I understood him, and I went out of the shop. The same day my sister and I moved to Radish’s. We had no money for a cab, and we walked on foot; I carried a parcel of our belongings on my back; my sister had nothing in her hands, but she gasped for breath and coughed, and kept asking whether we should get there soon.

XIX

At last a letter came from Masha.

“Dear, good M. A.” (she wrote), “our kind, gentle ‘angel’ as the old painter calls you, farewell; I am going with my father to America for the exhibition. In a few days I shall see the ocean—so far from Dubetchnya, it’s dreadful to think! It’s far and unfathomable as the sky, and I long to be there in freedom. I am triumphant, I am mad, and you see how incoherent my letter is. Dear, good one, give me my freedom, make haste to break the thread, which still holds, binding you and me together. My meeting and knowing you was a ray from heaven that lighted up my existence; but my becoming your wife was a mistake, you understand that, and I am oppressed now by the consciousness of the mistake, and I beseech you, on my knees, my generous friend, quickly, quickly, before I start for the ocean, telegraph that you consent to correct our common mistake, to remove the solitary stone from my wings, and my father, who will undertake all the arrangements, promised me not to burden you too much with formalities. And so I am free to fly whither I will? Yes?

“Be happy, and God bless you; forgive me, a sinner.

“I am well, I am wasting money, doing all sorts of silly things, and I thank God every minute that such a bad woman as I has no children. I sing and have success, but it’s not an infatuation; no, it’s my haven, my cell to which I go for peace. King David had a ring with an inscription on it: ‘All things pass.’ When one is sad those words make one cheerful, and when one is cheerful it makes one sad. I have got myself a ring like that with Hebrew letters on it, and this talisman keeps me from infatuations. All things pass, life will pass, one wants nothing. Or at least one wants nothing but the sense of freedom, for when anyone is free, he wants nothing, nothing, nothing. Break the thread. A warm hug to you and your sister. Forgive and forget your M.”

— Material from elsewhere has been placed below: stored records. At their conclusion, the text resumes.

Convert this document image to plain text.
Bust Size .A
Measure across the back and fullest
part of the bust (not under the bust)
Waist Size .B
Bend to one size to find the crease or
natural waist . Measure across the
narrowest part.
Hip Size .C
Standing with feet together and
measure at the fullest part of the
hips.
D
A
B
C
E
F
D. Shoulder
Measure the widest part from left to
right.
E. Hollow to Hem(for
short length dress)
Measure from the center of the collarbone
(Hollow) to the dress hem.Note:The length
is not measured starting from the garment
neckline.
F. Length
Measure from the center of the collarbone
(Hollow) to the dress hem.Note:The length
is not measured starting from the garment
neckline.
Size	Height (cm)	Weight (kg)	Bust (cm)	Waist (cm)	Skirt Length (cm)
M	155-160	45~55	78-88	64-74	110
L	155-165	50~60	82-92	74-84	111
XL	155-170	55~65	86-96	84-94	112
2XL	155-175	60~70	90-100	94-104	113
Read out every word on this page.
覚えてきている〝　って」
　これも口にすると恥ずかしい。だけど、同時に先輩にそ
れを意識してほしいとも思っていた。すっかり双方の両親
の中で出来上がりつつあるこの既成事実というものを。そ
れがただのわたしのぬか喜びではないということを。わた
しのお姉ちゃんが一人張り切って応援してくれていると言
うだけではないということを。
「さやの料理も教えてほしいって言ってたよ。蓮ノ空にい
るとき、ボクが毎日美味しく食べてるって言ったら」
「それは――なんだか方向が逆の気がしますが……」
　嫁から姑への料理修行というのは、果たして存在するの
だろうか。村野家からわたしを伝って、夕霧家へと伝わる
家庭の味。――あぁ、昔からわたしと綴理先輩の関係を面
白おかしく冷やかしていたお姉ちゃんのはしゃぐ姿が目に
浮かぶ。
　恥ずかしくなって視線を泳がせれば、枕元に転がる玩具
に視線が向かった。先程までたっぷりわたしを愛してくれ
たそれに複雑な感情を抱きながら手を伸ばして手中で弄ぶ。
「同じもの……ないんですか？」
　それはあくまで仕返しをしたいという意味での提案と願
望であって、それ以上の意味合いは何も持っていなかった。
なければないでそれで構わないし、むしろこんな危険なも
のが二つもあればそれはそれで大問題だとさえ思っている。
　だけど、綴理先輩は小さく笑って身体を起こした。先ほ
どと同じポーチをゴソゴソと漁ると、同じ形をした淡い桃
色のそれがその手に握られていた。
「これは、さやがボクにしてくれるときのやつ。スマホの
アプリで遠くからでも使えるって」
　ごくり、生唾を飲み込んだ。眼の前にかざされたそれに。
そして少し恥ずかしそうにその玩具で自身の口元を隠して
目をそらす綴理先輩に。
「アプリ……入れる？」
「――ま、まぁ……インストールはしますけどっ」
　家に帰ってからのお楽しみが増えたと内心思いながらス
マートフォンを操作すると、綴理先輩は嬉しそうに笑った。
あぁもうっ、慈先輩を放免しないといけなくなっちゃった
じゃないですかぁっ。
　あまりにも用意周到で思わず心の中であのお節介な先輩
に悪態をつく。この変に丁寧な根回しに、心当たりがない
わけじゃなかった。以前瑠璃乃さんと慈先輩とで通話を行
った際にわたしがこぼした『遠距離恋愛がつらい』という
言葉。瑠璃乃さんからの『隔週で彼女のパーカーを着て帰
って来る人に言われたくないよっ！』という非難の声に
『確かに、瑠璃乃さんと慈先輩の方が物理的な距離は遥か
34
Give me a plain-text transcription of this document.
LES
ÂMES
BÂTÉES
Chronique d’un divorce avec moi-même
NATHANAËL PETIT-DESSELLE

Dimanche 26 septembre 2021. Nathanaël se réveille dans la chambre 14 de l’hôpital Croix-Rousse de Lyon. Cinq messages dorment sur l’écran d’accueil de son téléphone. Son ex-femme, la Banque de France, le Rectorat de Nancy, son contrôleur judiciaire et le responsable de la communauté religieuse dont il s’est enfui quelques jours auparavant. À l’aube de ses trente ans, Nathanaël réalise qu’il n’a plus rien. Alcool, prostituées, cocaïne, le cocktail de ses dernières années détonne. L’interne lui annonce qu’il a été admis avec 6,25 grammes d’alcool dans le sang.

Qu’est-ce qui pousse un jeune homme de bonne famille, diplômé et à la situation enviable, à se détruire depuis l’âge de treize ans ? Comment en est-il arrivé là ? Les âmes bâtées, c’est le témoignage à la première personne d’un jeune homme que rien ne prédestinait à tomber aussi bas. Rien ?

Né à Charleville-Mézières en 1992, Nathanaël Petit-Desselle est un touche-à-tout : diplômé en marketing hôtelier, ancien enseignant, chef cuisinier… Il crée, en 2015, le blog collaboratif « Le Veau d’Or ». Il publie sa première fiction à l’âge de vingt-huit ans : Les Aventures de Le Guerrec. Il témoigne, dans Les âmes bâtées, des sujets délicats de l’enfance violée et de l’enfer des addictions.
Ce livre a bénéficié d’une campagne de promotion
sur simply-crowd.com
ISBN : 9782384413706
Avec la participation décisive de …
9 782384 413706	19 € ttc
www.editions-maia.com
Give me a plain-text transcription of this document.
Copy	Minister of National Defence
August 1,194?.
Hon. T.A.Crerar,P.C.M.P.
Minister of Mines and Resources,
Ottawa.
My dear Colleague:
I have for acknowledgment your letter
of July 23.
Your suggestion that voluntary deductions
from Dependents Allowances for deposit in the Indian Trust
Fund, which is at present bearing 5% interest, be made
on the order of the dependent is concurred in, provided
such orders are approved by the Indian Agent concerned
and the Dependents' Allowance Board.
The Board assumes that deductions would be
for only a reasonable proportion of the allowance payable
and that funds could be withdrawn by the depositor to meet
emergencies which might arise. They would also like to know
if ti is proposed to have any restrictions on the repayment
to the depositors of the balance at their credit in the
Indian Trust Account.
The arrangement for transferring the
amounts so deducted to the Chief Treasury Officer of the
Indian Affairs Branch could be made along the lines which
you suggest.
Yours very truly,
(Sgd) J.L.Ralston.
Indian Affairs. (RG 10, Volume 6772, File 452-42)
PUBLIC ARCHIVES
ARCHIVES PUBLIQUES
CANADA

My sister used to lie down in one room, and Radish, who had been ill again and was now better, in another. Just at the moment when I received this letter my sister went softly into the painter’s room, sat down beside him and began reading aloud. She read to him every day, Ostrovsky or Gogol, and he listened, staring at one point, not laughing, but shaking his head and muttering to himself from time to time:

“Anything may happen! Anything may happen!”

If anything ugly or unseemly were depicted in the play he would say as though vindictively, thrusting his finger into the book:

“There it is, lying! That’s what it does, lying does.”

The plays fascinated him, both from their subjects and their moral, and from their skilful, complex construction, and he marvelled at “him,” never calling the author by his name. How neatly he has put it all together.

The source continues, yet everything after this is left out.